Хвалынцев от души был рад своей неожиданной встрече.
Оба разговорились как-то просто, бесцеремонно, по душе, как действительно старые знакомые. Да впрочем с Холодцом надо было одно из двух: или совсем не говорить, или же говорить по душе, — такой уж человек был.
Константин рассказал ему в несколько комическом тоне все свои затруднения и неприятности, перенесенные в течение нынешнего дня в «цукерне» и в «рестаурацыи» до счастливого столкновения с ним, Холодцом, и спросил его:
— Скажите, пожалуйста, какими судьбами устраиваете вы, например, так, что говорите по-русски, и они вам никаких шиканов не делают, а напротив относятся к вам даже с очень заметным почтением?.. Или уж это оттого, что вы обжились здесь и попривыкли они к вам, а я вот проезжий, так потому это, что ли… уж и не знаю, как объяснить себе!
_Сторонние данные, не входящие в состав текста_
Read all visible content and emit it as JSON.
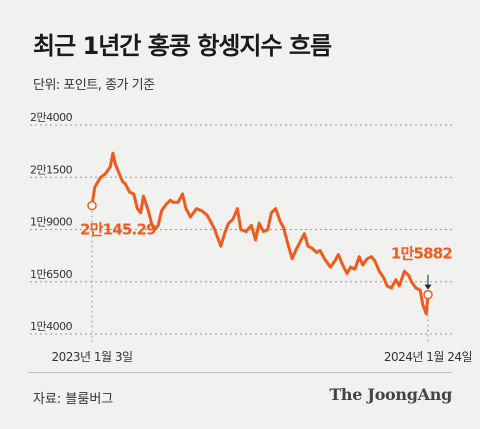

— Да, батюшка мой, — ответил Холодец, — могу сказать, что я их приучил к своей особе, заставил привыкнуть к себе, а сначала они тоже было и ко мне со своим гонором, все равно как к вам вот… Да я отучил их от этого сразу. Надо вам сказать, — пояснил он, — что мы все приезжаем сюда из России, не имея об этих «тутэйших» панах ни малейшего понятия, и все прилагаем к ним наши школьные общегуманные теории и воззрения, тогда как здесь это все окончательно неприложимо, и они, чем больше вы с ними гуманничаете, тем они нахальнее садятся вам на шею и уничтожают вас, так или иначе. Здесь, батюшка мой, Дарвиновская "борьба за существование" идет: чья возьмет, значит. Дело-то здесь на ножах стоит, а не на гуманных теорийках.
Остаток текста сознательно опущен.